Die SPD-Fraktion Raesfeld hat einen Antrag an die Gemeindeverwaltung gestellt, die Ehrenamtskarte NRW einzuführen.
Damit solle die Gemeinde dem landesweiten System beitreten und ehrenamtliches Engagement in Raesfeld, Erle und Homer sichtbarer würdigen.

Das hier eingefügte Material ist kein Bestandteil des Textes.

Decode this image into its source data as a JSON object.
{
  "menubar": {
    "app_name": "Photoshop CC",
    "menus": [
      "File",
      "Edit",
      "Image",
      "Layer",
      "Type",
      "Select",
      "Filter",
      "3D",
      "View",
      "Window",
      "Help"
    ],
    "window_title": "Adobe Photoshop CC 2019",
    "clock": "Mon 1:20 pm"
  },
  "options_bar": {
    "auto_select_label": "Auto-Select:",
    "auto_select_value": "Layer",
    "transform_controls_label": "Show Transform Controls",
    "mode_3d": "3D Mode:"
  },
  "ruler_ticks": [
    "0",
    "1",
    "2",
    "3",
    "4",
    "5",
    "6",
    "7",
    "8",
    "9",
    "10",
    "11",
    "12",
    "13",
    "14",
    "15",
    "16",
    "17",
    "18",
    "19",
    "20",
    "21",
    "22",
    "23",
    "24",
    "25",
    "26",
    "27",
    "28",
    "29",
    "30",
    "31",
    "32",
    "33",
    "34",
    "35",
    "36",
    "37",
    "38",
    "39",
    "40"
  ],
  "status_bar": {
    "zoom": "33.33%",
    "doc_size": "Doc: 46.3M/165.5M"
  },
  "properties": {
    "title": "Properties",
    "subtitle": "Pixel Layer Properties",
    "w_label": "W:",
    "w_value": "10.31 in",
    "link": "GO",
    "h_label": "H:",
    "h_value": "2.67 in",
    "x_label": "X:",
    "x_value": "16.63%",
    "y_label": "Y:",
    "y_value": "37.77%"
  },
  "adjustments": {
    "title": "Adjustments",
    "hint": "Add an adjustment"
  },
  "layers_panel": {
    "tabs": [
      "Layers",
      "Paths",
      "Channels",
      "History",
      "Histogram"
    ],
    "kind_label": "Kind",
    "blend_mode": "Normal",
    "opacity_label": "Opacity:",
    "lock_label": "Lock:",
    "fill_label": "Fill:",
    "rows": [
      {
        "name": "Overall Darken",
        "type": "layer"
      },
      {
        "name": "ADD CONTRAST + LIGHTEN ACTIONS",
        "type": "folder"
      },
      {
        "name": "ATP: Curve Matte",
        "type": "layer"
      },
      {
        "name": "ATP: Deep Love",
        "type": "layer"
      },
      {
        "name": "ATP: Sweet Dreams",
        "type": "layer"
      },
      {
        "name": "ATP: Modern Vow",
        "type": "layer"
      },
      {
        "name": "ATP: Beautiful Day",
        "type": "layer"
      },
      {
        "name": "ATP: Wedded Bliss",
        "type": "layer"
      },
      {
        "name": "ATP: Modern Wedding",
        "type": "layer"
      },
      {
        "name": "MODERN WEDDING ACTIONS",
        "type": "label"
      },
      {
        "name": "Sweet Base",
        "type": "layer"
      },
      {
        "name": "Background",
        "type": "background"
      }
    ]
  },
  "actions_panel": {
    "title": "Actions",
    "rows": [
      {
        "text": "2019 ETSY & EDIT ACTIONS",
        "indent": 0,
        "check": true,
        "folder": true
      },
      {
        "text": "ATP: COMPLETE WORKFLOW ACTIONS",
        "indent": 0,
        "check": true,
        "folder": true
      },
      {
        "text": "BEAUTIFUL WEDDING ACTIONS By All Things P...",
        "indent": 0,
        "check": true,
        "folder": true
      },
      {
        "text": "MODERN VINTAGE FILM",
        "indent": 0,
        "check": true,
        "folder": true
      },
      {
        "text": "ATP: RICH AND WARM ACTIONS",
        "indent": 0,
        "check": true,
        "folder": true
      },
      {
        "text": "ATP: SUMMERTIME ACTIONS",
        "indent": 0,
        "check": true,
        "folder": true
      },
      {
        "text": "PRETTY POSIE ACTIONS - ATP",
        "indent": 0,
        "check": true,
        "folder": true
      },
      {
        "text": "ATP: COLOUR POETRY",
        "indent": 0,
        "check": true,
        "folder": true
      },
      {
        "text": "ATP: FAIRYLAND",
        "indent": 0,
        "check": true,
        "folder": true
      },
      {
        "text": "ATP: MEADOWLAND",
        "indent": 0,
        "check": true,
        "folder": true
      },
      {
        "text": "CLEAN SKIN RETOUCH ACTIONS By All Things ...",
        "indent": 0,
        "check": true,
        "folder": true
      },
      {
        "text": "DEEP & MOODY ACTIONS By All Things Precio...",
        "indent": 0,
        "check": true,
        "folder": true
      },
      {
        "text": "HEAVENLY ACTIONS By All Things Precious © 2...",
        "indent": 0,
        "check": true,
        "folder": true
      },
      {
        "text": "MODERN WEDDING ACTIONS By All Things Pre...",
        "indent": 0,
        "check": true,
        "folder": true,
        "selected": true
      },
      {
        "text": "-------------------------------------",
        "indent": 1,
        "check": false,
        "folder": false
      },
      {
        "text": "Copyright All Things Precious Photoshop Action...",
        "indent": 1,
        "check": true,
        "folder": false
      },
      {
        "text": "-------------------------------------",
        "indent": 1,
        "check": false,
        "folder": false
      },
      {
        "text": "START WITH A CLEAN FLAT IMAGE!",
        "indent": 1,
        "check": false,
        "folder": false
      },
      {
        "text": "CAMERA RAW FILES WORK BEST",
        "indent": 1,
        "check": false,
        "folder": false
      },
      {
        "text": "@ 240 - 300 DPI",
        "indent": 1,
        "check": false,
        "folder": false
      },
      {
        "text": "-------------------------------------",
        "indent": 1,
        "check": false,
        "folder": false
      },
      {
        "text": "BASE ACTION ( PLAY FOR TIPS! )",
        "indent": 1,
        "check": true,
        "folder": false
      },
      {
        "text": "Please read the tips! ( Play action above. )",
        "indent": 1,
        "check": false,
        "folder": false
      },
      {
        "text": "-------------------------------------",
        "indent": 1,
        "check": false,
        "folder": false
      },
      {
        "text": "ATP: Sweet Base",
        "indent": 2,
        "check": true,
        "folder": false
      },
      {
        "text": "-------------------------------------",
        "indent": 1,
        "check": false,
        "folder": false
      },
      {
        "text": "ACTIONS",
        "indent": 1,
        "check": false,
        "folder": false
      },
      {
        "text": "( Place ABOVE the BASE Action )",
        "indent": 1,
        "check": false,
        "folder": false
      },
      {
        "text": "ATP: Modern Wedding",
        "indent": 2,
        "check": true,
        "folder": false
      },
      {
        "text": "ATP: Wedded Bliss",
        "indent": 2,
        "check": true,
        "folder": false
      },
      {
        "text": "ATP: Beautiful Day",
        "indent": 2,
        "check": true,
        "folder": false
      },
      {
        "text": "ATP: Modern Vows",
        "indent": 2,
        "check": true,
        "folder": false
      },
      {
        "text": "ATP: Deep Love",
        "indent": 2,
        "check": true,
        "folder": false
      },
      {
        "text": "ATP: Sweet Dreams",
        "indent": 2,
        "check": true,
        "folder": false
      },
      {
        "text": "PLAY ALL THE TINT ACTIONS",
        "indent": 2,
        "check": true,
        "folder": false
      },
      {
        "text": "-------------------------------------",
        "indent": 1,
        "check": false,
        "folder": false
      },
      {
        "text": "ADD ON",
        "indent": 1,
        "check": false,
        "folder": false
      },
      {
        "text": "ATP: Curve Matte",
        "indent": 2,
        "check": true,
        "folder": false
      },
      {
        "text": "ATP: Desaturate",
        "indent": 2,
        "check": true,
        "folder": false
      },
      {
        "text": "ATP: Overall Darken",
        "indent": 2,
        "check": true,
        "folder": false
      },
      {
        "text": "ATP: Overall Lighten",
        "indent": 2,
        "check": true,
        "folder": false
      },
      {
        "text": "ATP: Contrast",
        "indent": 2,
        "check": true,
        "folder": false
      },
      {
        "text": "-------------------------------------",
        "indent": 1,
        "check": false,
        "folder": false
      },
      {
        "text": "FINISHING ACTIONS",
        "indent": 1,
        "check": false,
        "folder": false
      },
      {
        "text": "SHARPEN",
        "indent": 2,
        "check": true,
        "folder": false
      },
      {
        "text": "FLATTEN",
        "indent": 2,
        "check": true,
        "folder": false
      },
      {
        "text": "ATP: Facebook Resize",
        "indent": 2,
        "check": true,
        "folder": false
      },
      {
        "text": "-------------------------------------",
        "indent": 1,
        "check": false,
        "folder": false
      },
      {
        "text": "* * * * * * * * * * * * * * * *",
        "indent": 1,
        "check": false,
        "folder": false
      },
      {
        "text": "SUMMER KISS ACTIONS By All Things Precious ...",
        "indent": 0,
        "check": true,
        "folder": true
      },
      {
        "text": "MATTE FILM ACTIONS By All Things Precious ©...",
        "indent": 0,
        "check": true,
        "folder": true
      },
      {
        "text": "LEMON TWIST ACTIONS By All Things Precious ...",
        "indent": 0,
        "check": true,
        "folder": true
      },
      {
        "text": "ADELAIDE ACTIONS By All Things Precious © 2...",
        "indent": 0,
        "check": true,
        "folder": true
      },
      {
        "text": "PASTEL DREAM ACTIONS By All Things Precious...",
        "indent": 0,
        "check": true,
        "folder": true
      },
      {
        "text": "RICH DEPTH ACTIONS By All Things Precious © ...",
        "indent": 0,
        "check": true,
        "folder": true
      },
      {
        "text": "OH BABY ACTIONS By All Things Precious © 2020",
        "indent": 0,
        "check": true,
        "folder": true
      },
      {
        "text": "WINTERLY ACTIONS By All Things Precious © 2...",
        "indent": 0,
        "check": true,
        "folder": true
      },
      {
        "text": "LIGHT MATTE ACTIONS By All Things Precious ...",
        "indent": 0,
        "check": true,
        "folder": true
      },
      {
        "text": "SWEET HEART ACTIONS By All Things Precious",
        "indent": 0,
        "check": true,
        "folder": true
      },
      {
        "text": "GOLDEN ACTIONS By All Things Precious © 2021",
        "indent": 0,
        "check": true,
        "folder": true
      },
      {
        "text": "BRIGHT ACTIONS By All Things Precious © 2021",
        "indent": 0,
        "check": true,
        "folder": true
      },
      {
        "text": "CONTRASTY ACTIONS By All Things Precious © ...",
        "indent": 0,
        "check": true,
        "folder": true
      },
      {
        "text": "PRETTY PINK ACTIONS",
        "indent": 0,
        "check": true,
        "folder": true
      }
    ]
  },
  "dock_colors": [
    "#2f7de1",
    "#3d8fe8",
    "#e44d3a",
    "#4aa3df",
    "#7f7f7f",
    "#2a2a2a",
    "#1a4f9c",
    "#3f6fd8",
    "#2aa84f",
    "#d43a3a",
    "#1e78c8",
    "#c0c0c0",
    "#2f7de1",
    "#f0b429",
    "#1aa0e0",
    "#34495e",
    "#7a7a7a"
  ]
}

Anerkennung für freiwilliges Engagement
Nach Darstellung der SPD richte sich die Ehrenamtskarte an Bürger, die sich über einen längeren Zeitraum in besonderem Maße für das Gemeinwohl engagieren. Sie biete Vergünstigungen und Vorteile bei verschiedenen Angeboten auf Landesebene und teilweise auch vor Ort.
Einbindung in bestehende Strukturen
Im Antrag rege die Fraktion zudem an, die organisatorische Begleitung der Ehrenamtskarte künftig in die Arbeit eines geplanten Ehrenamtskoordinators einzubinden. So könne das Thema in eine entstehende Struktur der Ehrenamtsförderung integriert werden.
Wörtliche Rede von Andreas Erzkamp
Fraktionsvorsitzender Andreas Erzkamp erklärt: „Unsere Gemeinde lebt in ganz besonderer Weise vom Ehrenamt. Ob in Vereinen, bei der Feuerwehr, im sozialen Bereich, in den Kirchen, im Sport oder in vielen anderen Bereichen: Sehr viele Menschen bringen sich mit großem persönlichen Einsatz für andere ein. Dieses Engagement verdient nicht nur Dankbarkeit in Sonntagsreden, sondern auch eine sichtbare und konkrete Anerkennung.“
Zugleich verweist er auf Erfahrungen aus dem Kreis Borken: „Andere Städte und Gemeinden im Kreis Borken zeigen längst, dass die Ehrenamtskarte ein guter und praktikabler Weg ist, Wertschätzung für freiwilliges Engagement auszudrücken. Raesfeld sollte hier nicht zurückstehen, sondern den vielen Ehrenamtlichen in unserer Gemeinde klar sagen: Wir sehen euren Einsatz, wir schätzen ihn und wir wollen ihn auch ganz konkret würdigen.“
Aus Sicht der SPD gehe die Ehrenamtskarte über einen symbolischen Schritt hinaus. Wer sich dauerhaft engagiere, verdiene öffentliche Anerkennung, Respekt und Unterstützung.